New Cleveland Clinic research shows for the first time that FDA-approved ibrutinib (ibrutinib) for lymphoma and leukemia may also help treat the most common and deadly brain tumors, and may one day be used in patients with glioblastoma And improve survival rates.
According to the report of the American Brain Tumor Association, the survival rate of glioblastoma is very low, and the median survival of patients receiving standard treatment is less than 15 months. Glioblastoma is the most deadly primary brain tumor and is highly resistant to current treatments. There is an urgent need to provide these patients with new treatments as soon as possible.

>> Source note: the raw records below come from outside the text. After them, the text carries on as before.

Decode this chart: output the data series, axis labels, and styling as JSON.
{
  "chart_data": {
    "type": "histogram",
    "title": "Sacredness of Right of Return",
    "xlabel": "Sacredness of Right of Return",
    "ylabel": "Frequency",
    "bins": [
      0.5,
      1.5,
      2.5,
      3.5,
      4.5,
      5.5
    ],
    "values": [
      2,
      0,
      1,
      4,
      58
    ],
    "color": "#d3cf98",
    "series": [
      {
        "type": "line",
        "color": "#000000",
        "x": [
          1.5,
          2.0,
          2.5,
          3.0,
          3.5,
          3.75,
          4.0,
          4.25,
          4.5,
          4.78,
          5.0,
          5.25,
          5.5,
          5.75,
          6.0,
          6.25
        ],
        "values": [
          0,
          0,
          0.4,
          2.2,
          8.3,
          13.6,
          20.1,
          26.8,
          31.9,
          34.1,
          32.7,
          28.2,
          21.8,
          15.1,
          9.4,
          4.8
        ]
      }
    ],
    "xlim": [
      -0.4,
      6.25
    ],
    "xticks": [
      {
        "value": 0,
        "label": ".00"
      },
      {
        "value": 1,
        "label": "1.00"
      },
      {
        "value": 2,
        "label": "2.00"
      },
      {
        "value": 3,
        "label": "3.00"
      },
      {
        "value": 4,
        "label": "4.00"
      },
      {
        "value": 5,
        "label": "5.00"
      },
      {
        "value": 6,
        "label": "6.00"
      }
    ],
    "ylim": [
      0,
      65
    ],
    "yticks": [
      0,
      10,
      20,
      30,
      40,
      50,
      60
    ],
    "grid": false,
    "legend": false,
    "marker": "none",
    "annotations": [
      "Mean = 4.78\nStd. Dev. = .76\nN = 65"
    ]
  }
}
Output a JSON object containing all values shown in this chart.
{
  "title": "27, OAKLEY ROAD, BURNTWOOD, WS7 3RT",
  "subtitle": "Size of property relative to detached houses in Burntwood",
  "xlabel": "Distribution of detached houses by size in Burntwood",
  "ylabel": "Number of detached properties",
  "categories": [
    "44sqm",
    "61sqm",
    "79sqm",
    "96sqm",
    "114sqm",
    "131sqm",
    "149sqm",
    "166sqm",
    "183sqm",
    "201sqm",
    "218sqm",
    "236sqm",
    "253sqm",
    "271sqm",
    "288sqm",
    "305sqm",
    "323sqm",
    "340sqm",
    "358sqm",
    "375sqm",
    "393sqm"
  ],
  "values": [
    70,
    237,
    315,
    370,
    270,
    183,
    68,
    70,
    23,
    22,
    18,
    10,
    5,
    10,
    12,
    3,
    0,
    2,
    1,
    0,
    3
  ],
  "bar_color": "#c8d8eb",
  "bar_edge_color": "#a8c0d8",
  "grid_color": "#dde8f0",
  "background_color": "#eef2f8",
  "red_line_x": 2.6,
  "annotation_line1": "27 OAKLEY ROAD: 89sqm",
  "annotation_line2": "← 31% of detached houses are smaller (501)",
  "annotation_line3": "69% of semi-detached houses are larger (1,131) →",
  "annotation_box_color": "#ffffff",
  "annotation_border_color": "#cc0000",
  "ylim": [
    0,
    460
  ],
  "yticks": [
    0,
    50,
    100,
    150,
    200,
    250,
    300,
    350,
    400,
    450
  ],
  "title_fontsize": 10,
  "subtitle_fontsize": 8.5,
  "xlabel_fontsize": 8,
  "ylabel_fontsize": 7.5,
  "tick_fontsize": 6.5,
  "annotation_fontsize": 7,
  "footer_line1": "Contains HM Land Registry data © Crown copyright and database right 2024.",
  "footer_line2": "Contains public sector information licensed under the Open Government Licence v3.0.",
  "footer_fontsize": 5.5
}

In an earlier study, Bao and colleagues found that glioma stem cells contained high levels of a protein called BMX (bone marrow and X-linked non-receptor tyrosine kinase). BMX activates a protein called STAT3 (signal transduction and transcription activator 3), which is responsible for the invasive and tumorigenic properties of glioma stem cells. In this new study, the researchers found that ibrutinib works by inhibiting two proteins.
A research team led by Dr. Shideng Bao of the Cleveland Clinic Lerner Institute found that ibrutinib slowed the growth of brain tumors in a preclinical model and prolonged survival by more than 10 times that of existing standard chemotherapy drugs. Studies have found that ibrutinib works by inhibiting glioma stem cells, an aggressive brain cancer cell that tends to resist treatment and spread. In addition, combining ibrutinib with radiation therapy can prevent glioblastoma cells from developing drug resistance. Combination therapy is more effective than radiotherapy or ibrutinib alone in overcoming drug resistance and extending lifespan. Follow-up clinical trials are being carried out intensively, and we look forward to receiving FDA approval as soon as possible.